7. Note any ectopic beats
An ectopic beat is a change in a heart rhythm caused by beats arising from fibers outside the SA node, the normal impulse-generating system of the heart. If you notice ectopic beats, determine if they are premature atrial contractions (PACs); premature junctional contractions (PJCs) or premature ventricular contractions (PVCs). Also, note how many ectopic beats are present in the ECG, the interval at which they are appearing, their shape, and if they arise singularly or in groups.
8. Determine the origin
The last step before correctly indentify your ECG is to determine where the rhythm is originating. Here are some key elements to look for:
Sinus: 60-100 bpm; regular rhythm; P waves upright, round and present before each QRS segment; normal PR interval; normal QRS duration.

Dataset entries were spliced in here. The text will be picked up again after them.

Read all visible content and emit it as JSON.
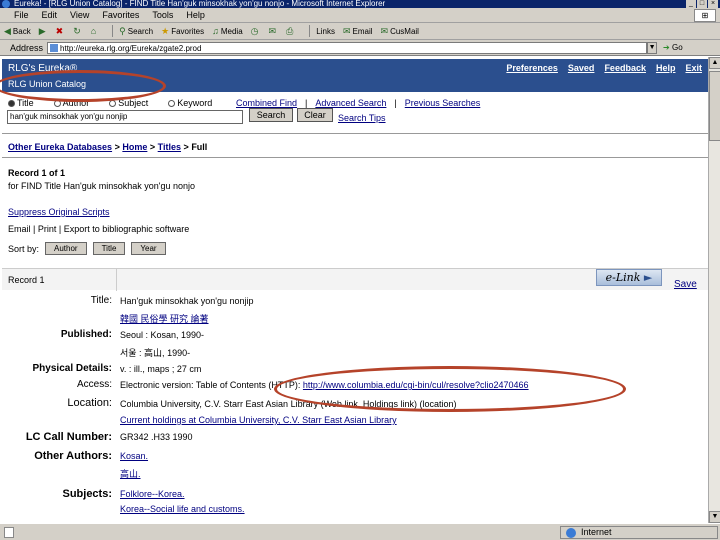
{
  "window": {
    "title": "Eureka! - [RLG Union Catalog] - FIND Title Han'guk minsokhak yon'gu nonjo - Microsoft Internet Explorer",
    "buttons": [
      "_",
      "□",
      "×"
    ]
  },
  "menubar": {
    "items": [
      "File",
      "Edit",
      "View",
      "Favorites",
      "Tools",
      "Help"
    ]
  },
  "toolbar": {
    "back_label": "Back",
    "search_label": "Search",
    "favorites_label": "Favorites",
    "media_label": "Media",
    "links_label": "Links",
    "email_label": "Email",
    "cusmail_label": "CusMail"
  },
  "addressbar": {
    "label": "Address",
    "url": "http://eureka.rlg.org/Eureka/zgate2.prod",
    "go_label": "Go"
  },
  "header": {
    "brand": "RLG's Eureka®",
    "database": "RLG Union Catalog",
    "links": [
      "Preferences",
      "Saved",
      "Feedback",
      "Help",
      "Exit"
    ]
  },
  "search": {
    "types": [
      "Title",
      "Author",
      "Subject",
      "Keyword"
    ],
    "selected_type": "Title",
    "aux_links": [
      "Combined Find",
      "Advanced Search",
      "Previous Searches"
    ],
    "query": "han'guk minsokhak yon'gu nonjip",
    "search_button": "Search",
    "clear_button": "Clear",
    "tips_link": "Search Tips"
  },
  "breadcrumb": {
    "items": [
      "Other Eureka Databases",
      "Home",
      "Titles"
    ],
    "current": "Full",
    "separator": ">"
  },
  "record_info": {
    "line1": "Record 1 of 1",
    "line2": "for FIND Title Han'guk minsokhak yon'gu nonjo"
  },
  "actions": {
    "suppress": "Suppress Original Scripts",
    "email_row": "Email | Print | Export to bibliographic software",
    "sort_label": "Sort by:",
    "sort_buttons": [
      "Author",
      "Title",
      "Year"
    ]
  },
  "record": {
    "label": "Record 1",
    "elink": "e-Link",
    "save": "Save",
    "fields": {
      "title_label": "Title:",
      "title_value": "Han'guk minsokhak yon'gu nonjip",
      "title_vernacular": "韓國 民俗學 研究 論著",
      "published_label": "Published:",
      "published_value": "Seoul : Kosan, 1990-",
      "published_vernacular": "서울 : 高山, 1990-",
      "physical_label": "Physical Details:",
      "physical_value": "v. : ill., maps ; 27 cm",
      "access_label": "Access:",
      "access_value": "Electronic version: Table of Contents (HTTP):",
      "access_url": "http://www.columbia.edu/cgi-bin/cul/resolve?clio2470466",
      "location_label": "Location:",
      "location_value": "Columbia University, C.V. Starr East Asian Library (Web link, Holdings link) (location)",
      "location_value2": "Current holdings at Columbia University, C.V. Starr East Asian Library",
      "lc_label": "LC Call Number:",
      "lc_value": "GR342 .H33 1990",
      "other_authors_label": "Other Authors:",
      "other_authors_value": "Kosan.",
      "other_authors_vernacular": "高山.",
      "subjects_label": "Subjects:",
      "subject1": "Folklore--Korea.",
      "subject2": "Korea--Social life and customs."
    }
  },
  "statusbar": {
    "zone": "Internet"
  }
}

Atrial: Rhythm may be regular or irregular; normal QRS segment, but P waves premature and different shapes — flattened notched, peaked, inverted or hidden.
Junctional: Look for a junctional type P wave — inverted before, during or after the QRS segment that is normal in duration.
Ventricular: Wide and bizarre QRS segment and no P waves since the impulse is originating below the SA node.
Paced rhythm: Observe low voltage pacer spikes before the QRS.
9. Correctly identify the rhythm
Now that you’ve methodically analyzed the rhythm, you should be able to easily identify it. Once you do, consider your ECG interpretation in the context of the other information you’ve gleamed on the call — the patient’s chief complaint, mental status, OPQRST/SAMPLE histories, and vital signs — and then decide upon a correct treatment plan. When in doubt, always treat the problem you assess not the cardiac monitor.
10. Stay current on ECGs
If you’re still learning or want an additional reference on that 3 a.m. call when you’re mind is a bit foggy, don’t be afraid to create a job aid on a notecard, listing the key steps to analyzing an ECG rhythm.
Also, stay current on your ECG skills by using Skill Stat’s free, online ECG simulator, reading about clinical cases in Life in the Fast Lane’s informative ECG Library, and check and trying out these EKG challenges.